Sequence 1 is statically defined in the request spec. When requested, the user arg “physicalHost” and a job (not shown) sets arg “hosts”. With sequence expansion, the static spec yields a different request based on the args.
Sequence expansion is not required but it should be used. For example, instead of expanding a sequence, a job could iterate on “hosts”. Spin Cycle doesn’t prevent this, but it should be avoided unless needed. Sequence expansion has many benefits. One benefit is parallelism: expanded sequence run in parallel. Another benefit is isolation: expanded sequences execute independently, which is important for error handling, sequence retry, etc.
Sequence expansion is to Spin Cycle what xargs is to the command line.
The Request Manager (RM) is the user-facing API. Users and clients only communicate with the RM. As its name suggests, it’s responsible for requests: generating from specs, storing in MySQL, status, logging, etc. Client authentication and authorization happens in the RM. From the user’s point of view, Spin Cycle and the Request Manager are the same.
Behind the scenes, the RM is one of two APIs that comprise Spin Cycle (the Job Runner is the other). The RM has its own configuration and is a separate build and deployable.
The Job Runner (JR) is an API that runs jobs. Only the RM communicates with the JR. There are no user-facing JR API endpoints. After the RM generates and stores a request, it sends the request to the JR which runs the jobs. Since requests are directed acyclic graph under the hood, the JR is graph traverser.

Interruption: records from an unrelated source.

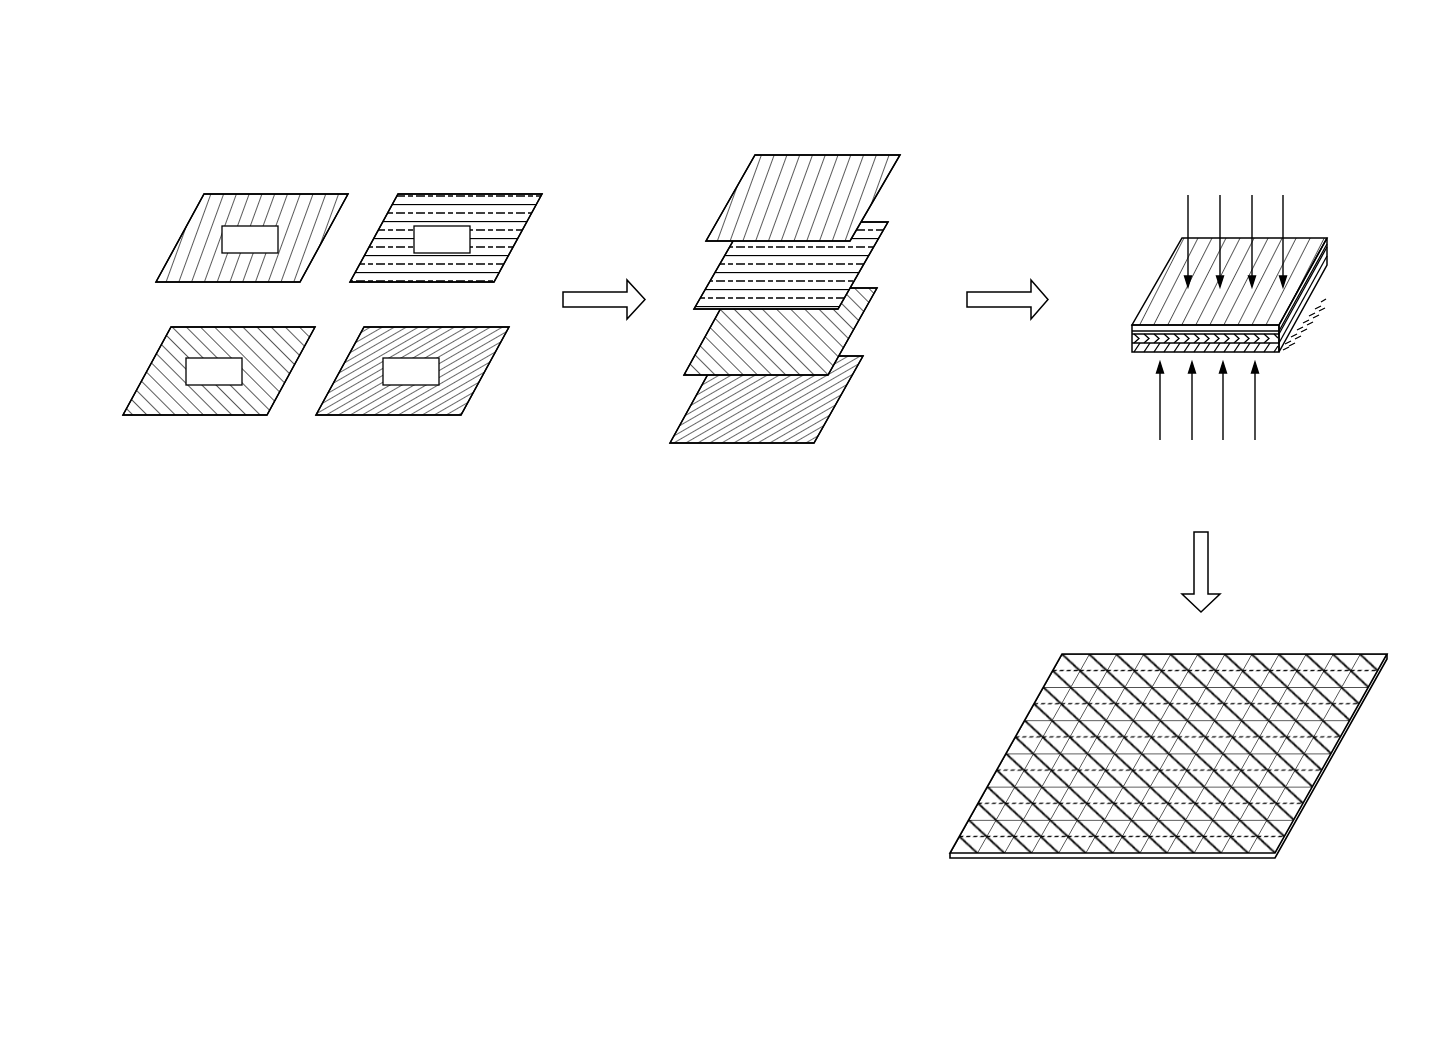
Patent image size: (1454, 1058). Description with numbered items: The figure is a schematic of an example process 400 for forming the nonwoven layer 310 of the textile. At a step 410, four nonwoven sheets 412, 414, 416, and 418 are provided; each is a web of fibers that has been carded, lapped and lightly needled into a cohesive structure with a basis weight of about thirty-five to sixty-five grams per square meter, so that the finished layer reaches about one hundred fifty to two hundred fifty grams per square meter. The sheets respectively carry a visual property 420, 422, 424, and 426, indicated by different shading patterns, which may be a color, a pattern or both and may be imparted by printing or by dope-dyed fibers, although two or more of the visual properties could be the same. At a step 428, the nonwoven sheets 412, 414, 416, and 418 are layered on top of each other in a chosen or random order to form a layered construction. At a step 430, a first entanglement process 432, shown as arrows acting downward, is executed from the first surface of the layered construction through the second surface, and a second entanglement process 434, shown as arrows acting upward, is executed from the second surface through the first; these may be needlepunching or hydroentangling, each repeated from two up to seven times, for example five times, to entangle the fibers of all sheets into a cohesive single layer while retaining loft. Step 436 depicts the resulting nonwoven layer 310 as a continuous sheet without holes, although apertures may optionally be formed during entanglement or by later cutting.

The process 400 is at (125, 156).
The step of providing nonwoven sheets 410 is at (333, 322).
The nonwoven sheet 412 is at (252, 215).
The nonwoven sheet 414 is at (449, 215).
The nonwoven sheet 416 is at (216, 395).
The nonwoven sheet 418 is at (412, 395).
The visual property 420 is at (275, 251).
The visual property 422 is at (467, 251).
The visual property 424 is at (219, 371).
The visual property 426 is at (436, 383).
The step of layering nonwoven sheets 428 is at (850, 385).
The step of entangling layered construction 430 is at (1271, 302).
The first entanglement process 432 is at (1302, 211).
The second entanglement process 434 is at (1281, 395).
The step depicting formed nonwoven layer 436 is at (1152, 907).
The nonwoven layer 310 is at (1194, 753).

It executes jobs in the correct order and handles dependencies, retries, errors, etc. When a job completes (or is retried), the JR sends a job log entry (JLE) to the RM which stores it. When requested by a user through the RM, the JR reports the real-time job status of every job currently running. When a JR instance is stopped, it suspends running jobs and sends them back to any RM instance, which tries to resume the jobs by sending them back to any available JR instance. This is the basic functionality of Spin Cycle high availability.
The job factory makes jobs. Spin Cycle has no built-in jobs and doesn’t introspect or automatically discover jobs. Instead, you provide a job factory which Spin Cycle uses to make jobs specified in requests. For example, in the request spec above there is:
job-a:
category: job
type: jobs/a
Spin Cycle calls the job factory to make a jobs/a
job. The job name is job-a
(from the spec), and Spin Cycle gives the newly created job an ID that’s unique in the request. Internally, Spin Cycle uses the job ID because job type and name are not unique (a request can reuse the same job type, and sequences can reuse the same job name).
Both Request Manager and Job Runner use the job factory. The RM makes jobs when generating the request, and the JR makes jobs when running the request. Don’t worry about the difference and details; it will become more clear in the development section of the docs.
The aforementioned concepts and components form Spin Cycle at a high level:
There’s more to learn and do, but everything relates to the basic concepts presented here.